A draft Nature Recovery Declaration was backed by the council at its latest meeting. It sets out a series of commitments and actions and follows on from Staffordshire County Council’s commitment to nature recovery made in February.
The county council has pledged to work with partner organisations in districts and boroughs across Staffordshire to help reverse the decline of wild species. Both Stafford Borough and Staffordshire County councils declared a climate emergency in 2019 and have been working towards reducing carbon emissions.
Councillor Frances Beatty, the cabinet member for economic development and planning, put forward the borough council’s Draft Nature Recovery Declaration at last Tuesday’s full council meeting.
The motion stated:
“The council recognises that nature is in long term decline, with 41 per cent of wild species in decline nationally, and 15 per cent facing extinction. The requirement to take action to reverse this is urgent.
“In order to support the recovery of nature across Stafford Borough, and in recognition of new obligations under the Environment Act 2021, this council commits to improve and protect the borough’s habitats’ resilience to climate change, providing natural solutions to reduce carbon and manage flood risk, and sustaining vital ecosystems.”
The council also committed to a series of other measures, including prioritising the restoration of natural habitats, creating a tree-planting policy, managing council-owned land for the benefit of wildlife and considering nature recovery in all strategic plans and policy areas – not just those directly related to the environment.
The draft declaration added:
“Where appropriate, and in accordance with the council’s Climate Change and Green Recovery Strategy, the council will invest in nature-based solutions to climate change in order to tackle the nature crisis and climate emergency together.”
Councillor Tony Pearce, who has previously asked questions at meetings about the authority’s plans to plant more trees and tackle climate change, put forward an additional proposal. He called for the council “to bring forward an action plan to achieve these targets setting out how and the dates that they will be achieved and that this be brought back to council within six months.”

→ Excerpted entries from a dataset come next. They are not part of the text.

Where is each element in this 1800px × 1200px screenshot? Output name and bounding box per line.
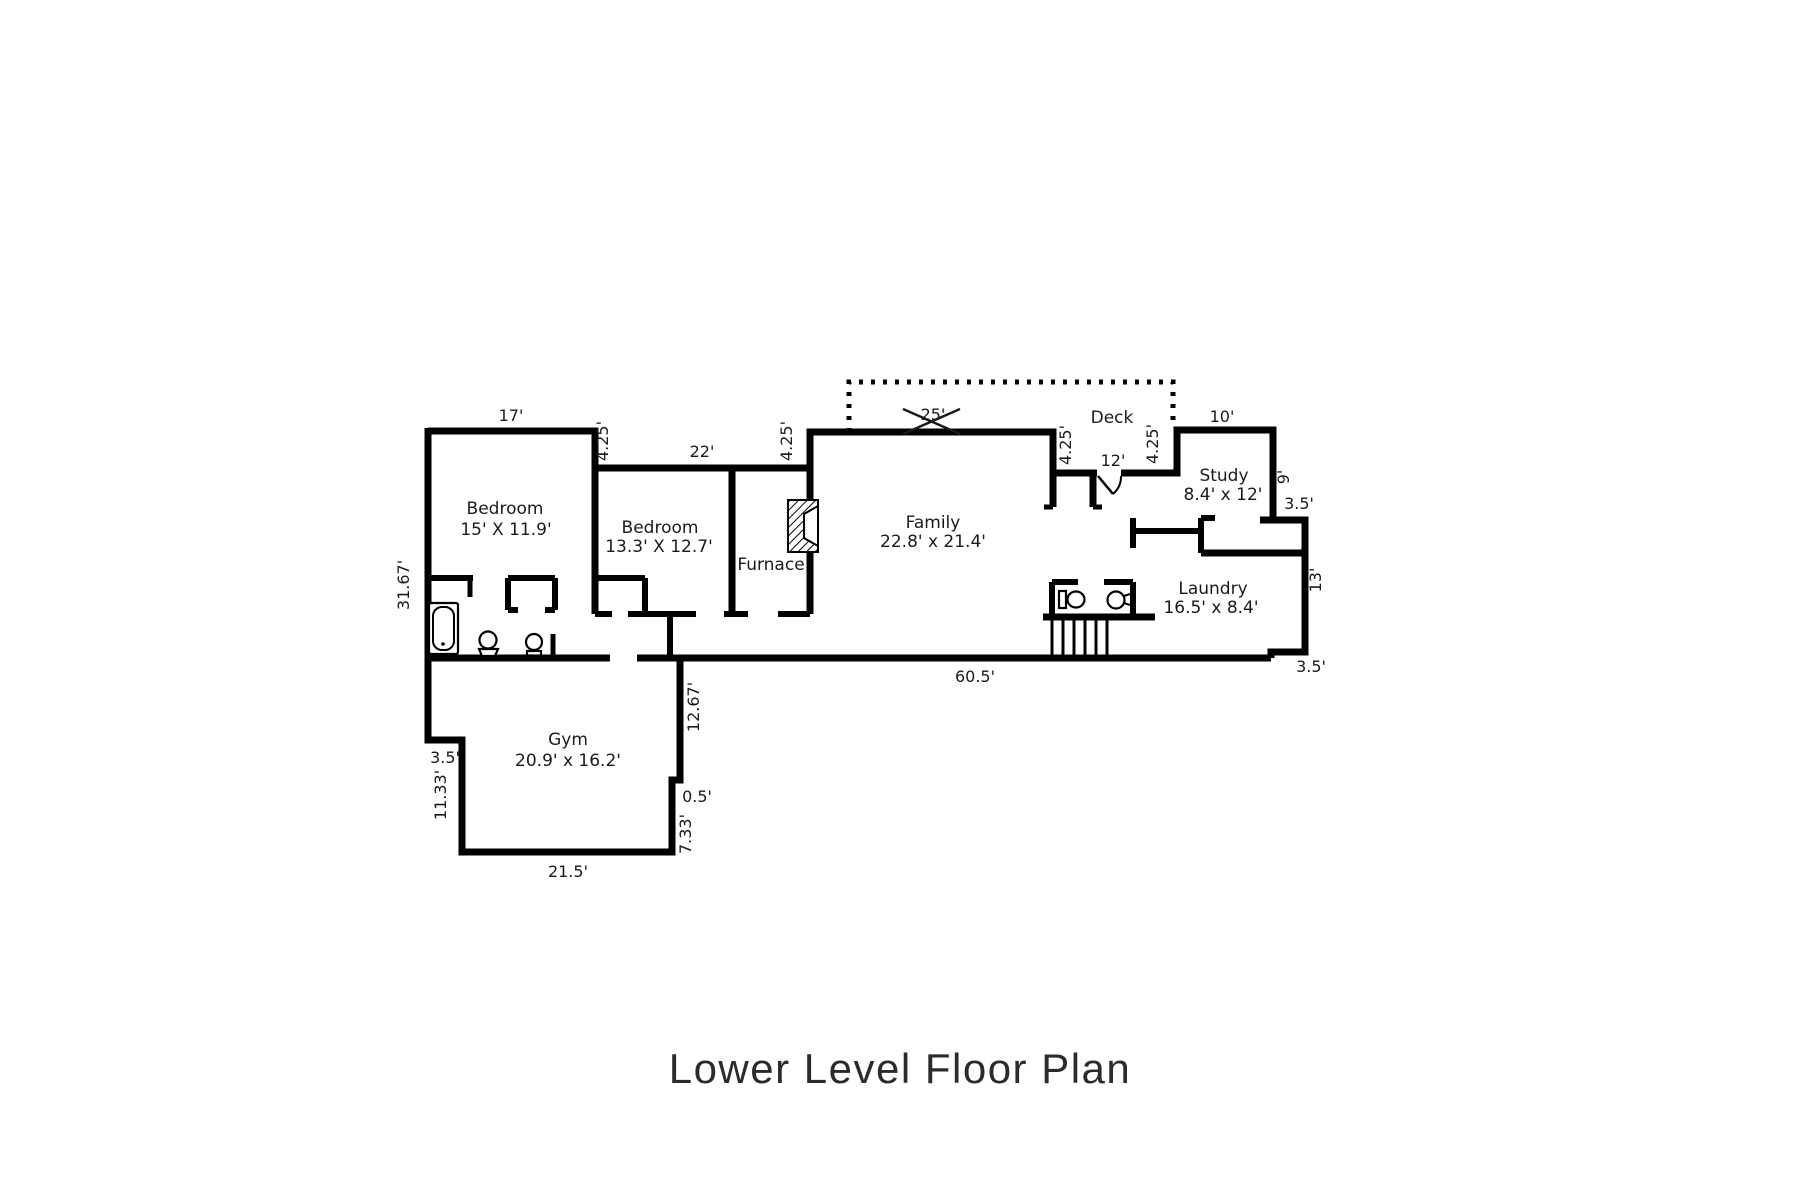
toilet-icon — [526, 634, 542, 656]
floor-plan-canvas: Bedroom 15' X 11.9' Bedroom 13.3' X 12.7… — [0, 0, 1800, 1200]
room-label-family: Family — [906, 513, 961, 533]
dim-bed1-top: 17' — [499, 406, 524, 425]
floor-plan-page: Bedroom 15' X 11.9' Bedroom 13.3' X 12.7… — [0, 0, 1800, 1200]
room-dims-bedroom2: 13.3' X 12.7' — [605, 537, 713, 557]
dim-family-top: 25' — [921, 405, 946, 424]
staircase — [1052, 617, 1107, 655]
study-partition — [1133, 518, 1215, 553]
dim-notch-right: 4.25' — [1143, 424, 1162, 464]
room-dims-family: 22.8' x 21.4' — [880, 532, 986, 552]
exterior-wall-top — [428, 431, 1097, 473]
pedestal-sink-icon — [479, 632, 498, 657]
powder-toilet-icon — [1059, 591, 1085, 608]
dim-gym-right-lower: 7.33' — [676, 814, 695, 854]
dim-bed2-top: 22' — [690, 442, 715, 461]
room-label-furnace: Furnace — [737, 555, 804, 575]
room-label-study: Study — [1199, 466, 1248, 486]
fireplace-icon — [788, 500, 818, 552]
dim-gym-right-upper: 12.67' — [684, 682, 703, 732]
dim-notch-width: 12' — [1101, 451, 1126, 470]
dim-gym-bottom: 21.5' — [548, 862, 588, 881]
dim-notch-left: 4.25' — [1056, 425, 1075, 465]
dim-gym-left-jog: 3.5' — [430, 748, 460, 767]
dim-bottom-main: 60.5' — [955, 667, 995, 686]
bathtub-icon — [429, 603, 458, 654]
dim-left-wall: 31.67' — [394, 560, 413, 610]
room-label-laundry: Laundry — [1178, 579, 1247, 599]
dim-study-jog: 3.5' — [1284, 494, 1314, 513]
room-dims-study: 8.4' x 12' — [1184, 485, 1263, 505]
exterior-wall-right — [1260, 520, 1305, 658]
room-label-gym: Gym — [548, 730, 588, 750]
hall-closet — [592, 578, 645, 614]
room-label-bedroom1: Bedroom — [467, 499, 544, 519]
room-dims-laundry: 16.5' x 8.4' — [1163, 598, 1258, 618]
walls — [428, 428, 1305, 852]
dim-study-right: 9' — [1274, 470, 1293, 485]
room-label-bedroom2: Bedroom — [622, 518, 699, 538]
linen-closet — [508, 578, 555, 610]
room-label-deck: Deck — [1091, 408, 1134, 428]
room-dims-bedroom1: 15' X 11.9' — [460, 520, 551, 540]
page-title: Lower Level Floor Plan — [669, 1045, 1132, 1092]
dim-step-a: 4.25' — [593, 421, 612, 461]
dim-right-wall: 13' — [1306, 568, 1325, 593]
dim-bottom-right-jog: 3.5' — [1296, 657, 1326, 676]
dim-step-b: 4.25' — [777, 421, 796, 461]
room-dims-gym: 20.9' x 16.2' — [515, 751, 621, 771]
powder-sink-icon — [1108, 592, 1131, 609]
entry-door-swing — [1098, 476, 1121, 494]
dim-gym-left-lower: 11.33' — [431, 770, 450, 820]
dim-study-top: 10' — [1210, 407, 1235, 426]
dim-gym-right-notch: 0.5' — [682, 787, 712, 806]
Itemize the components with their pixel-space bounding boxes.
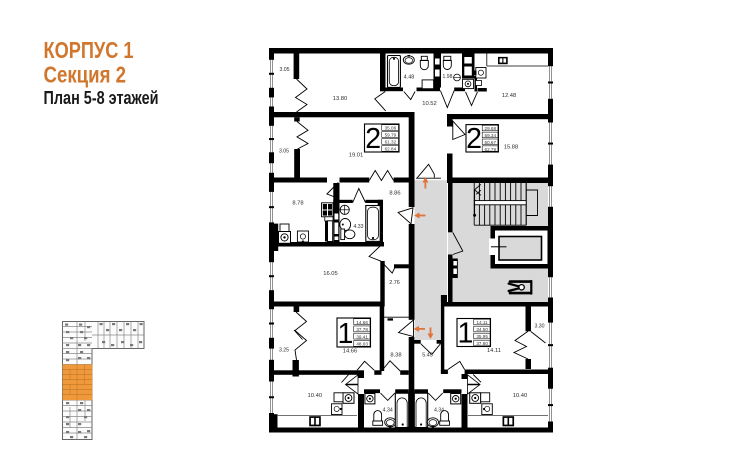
svg-text:14.66: 14.66: [343, 349, 358, 355]
svg-text:62.84: 62.84: [385, 147, 397, 152]
svg-text:8.38: 8.38: [390, 353, 401, 359]
svg-text:19.01: 19.01: [349, 153, 364, 159]
svg-text:60.67: 60.67: [485, 140, 497, 145]
svg-text:10.40: 10.40: [308, 393, 323, 399]
svg-text:14.66: 14.66: [356, 320, 368, 325]
svg-text:3.30: 3.30: [534, 324, 544, 330]
svg-text:62.79: 62.79: [485, 147, 497, 152]
svg-text:1: 1: [337, 318, 353, 350]
svg-text:3.05: 3.05: [279, 67, 289, 73]
svg-text:2.76: 2.76: [389, 280, 400, 286]
svg-text:3.05: 3.05: [279, 149, 289, 155]
svg-text:39.41: 39.41: [356, 334, 368, 339]
svg-text:КОРПУС 1: КОРПУС 1: [44, 37, 134, 63]
svg-text:12.48: 12.48: [502, 93, 517, 99]
svg-text:1: 1: [457, 317, 473, 349]
svg-text:35.06: 35.06: [385, 126, 397, 131]
svg-text:14.11: 14.11: [487, 348, 501, 354]
svg-text:2: 2: [466, 123, 482, 155]
svg-text:8.86: 8.86: [389, 191, 400, 197]
svg-text:10.40: 10.40: [513, 393, 528, 399]
svg-text:61.32: 61.32: [385, 140, 397, 145]
svg-text:15.88: 15.88: [504, 145, 519, 151]
svg-text:35.95: 35.95: [476, 334, 488, 339]
svg-text:37.60: 37.60: [476, 341, 488, 346]
svg-text:59.34: 59.34: [485, 133, 497, 138]
svg-text:48.03: 48.03: [356, 342, 368, 347]
svg-text:1.98: 1.98: [443, 74, 453, 80]
svg-text:16.05: 16.05: [323, 271, 338, 277]
svg-text:10.52: 10.52: [422, 101, 437, 107]
svg-text:План 5-8 этажей: План 5-8 этажей: [44, 87, 159, 108]
svg-text:4.34: 4.34: [434, 408, 444, 414]
svg-text:29.68: 29.68: [485, 126, 497, 131]
svg-text:13.80: 13.80: [333, 96, 348, 102]
svg-text:Секция 2: Секция 2: [44, 62, 127, 88]
svg-text:5.45: 5.45: [422, 353, 433, 359]
svg-text:3.25: 3.25: [279, 348, 289, 354]
svg-text:4.48: 4.48: [404, 75, 415, 81]
svg-text:14.11: 14.11: [477, 320, 489, 325]
svg-text:2: 2: [365, 123, 381, 155]
svg-text:8.78: 8.78: [292, 201, 303, 207]
svg-text:4.34: 4.34: [383, 408, 393, 414]
svg-text:59.79: 59.79: [385, 133, 397, 138]
svg-text:34.50: 34.50: [476, 327, 488, 332]
svg-text:4.33: 4.33: [353, 224, 363, 230]
svg-text:37.78: 37.78: [356, 327, 368, 332]
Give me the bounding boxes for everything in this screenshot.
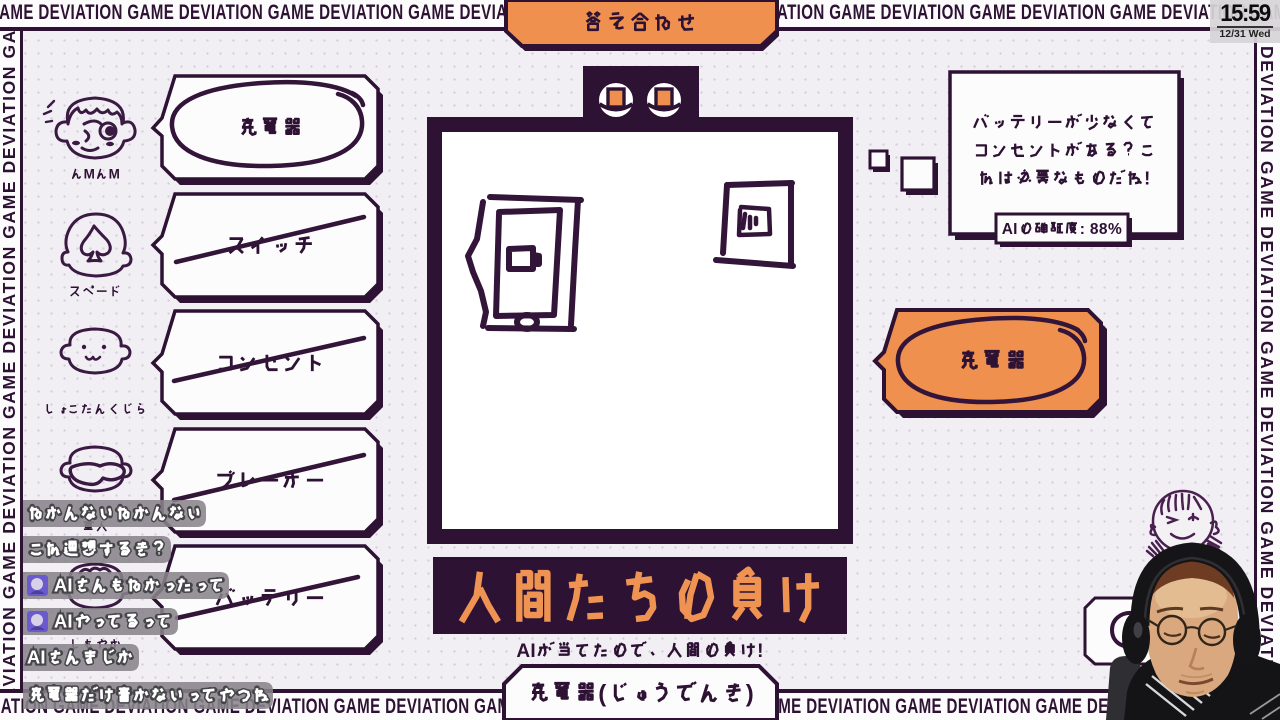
svg-text:A: A (1002, 221, 1013, 238)
svg-text:I: I (40, 647, 45, 668)
svg-text:I: I (530, 641, 535, 662)
svg-text:I: I (67, 575, 72, 596)
svg-text:(: ( (598, 680, 606, 707)
svg-text:M: M (109, 167, 120, 182)
svg-text:8: 8 (1090, 221, 1099, 238)
svg-text:I: I (67, 611, 72, 632)
svg-text:!: ! (757, 641, 763, 662)
svg-text:I: I (1013, 221, 1017, 238)
svg-text::: : (1080, 221, 1085, 238)
svg-text:8: 8 (1099, 221, 1108, 238)
svg-text:A: A (27, 647, 40, 668)
svg-text:): ) (746, 680, 754, 707)
svg-text:A: A (54, 575, 67, 596)
svg-text:M: M (84, 167, 95, 182)
svg-text:%: % (1108, 221, 1122, 238)
svg-text:A: A (54, 611, 67, 632)
svg-text:A: A (516, 641, 530, 662)
svg-text:!: ! (1144, 168, 1150, 189)
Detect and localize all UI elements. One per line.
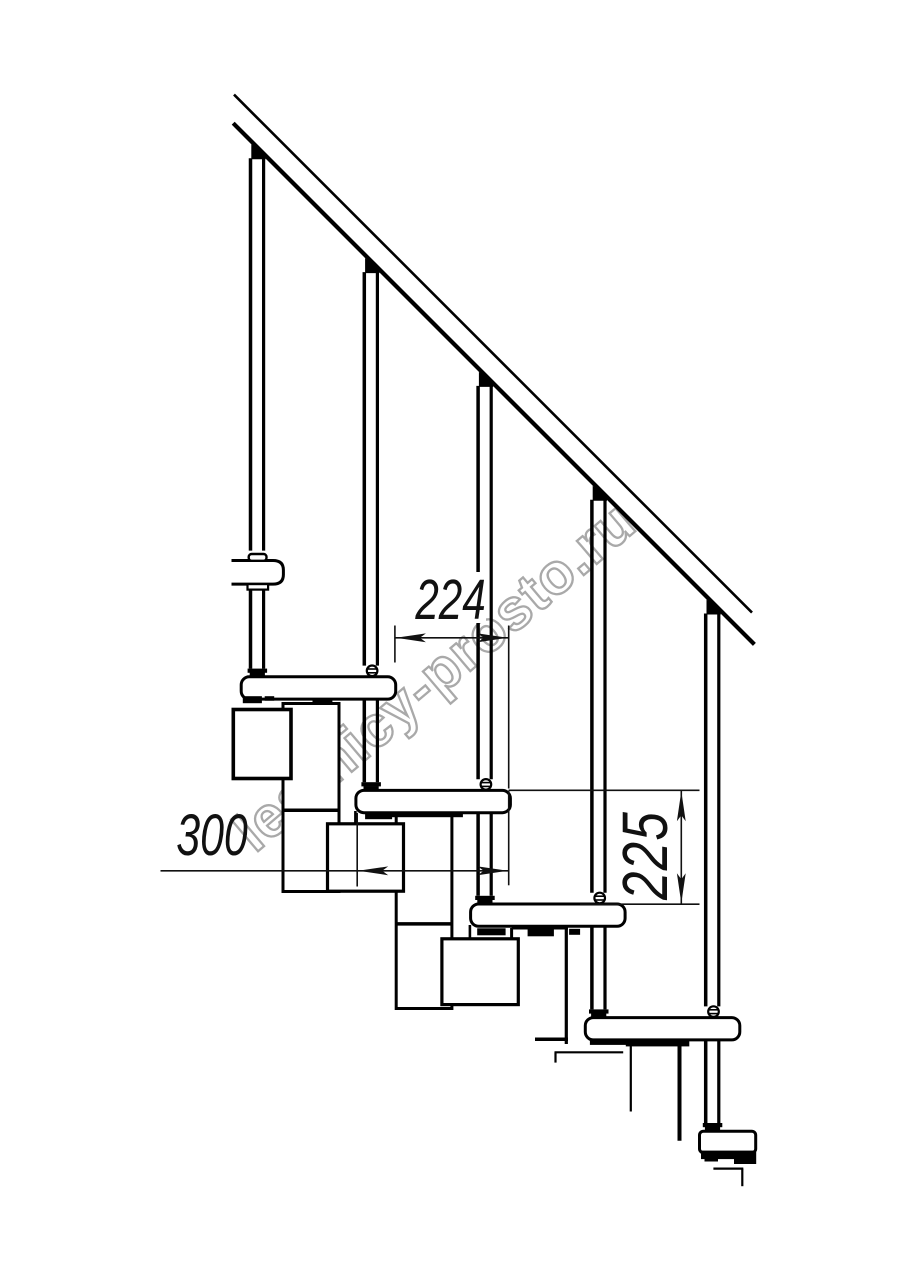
svg-text:225: 225: [611, 811, 682, 901]
svg-text:300: 300: [176, 803, 248, 868]
svg-text:224: 224: [414, 568, 485, 632]
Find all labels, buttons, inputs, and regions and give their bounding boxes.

His amendment was backed by opposition group leader Aidan Godfrey but did not gain sufficient support from fellow councillors to be carried.











2 comments
Michelle
They may want to stop needlessly taking out grown plants in parks and then just replace them with the same, no thought for wildlife, and using weedkiller everywhere on verges
Barbara Clowes
I was interested to read that the borough councilare so dedicated to preserving natural habitats and ecosystems perhaps they should have a word with the county council who are busily cutting down all the blue bells just coming into flower on
the road verges on the Fulford Road. The smaller wild flowers are no threat to road safety and should at least be given chance to seed before mowing.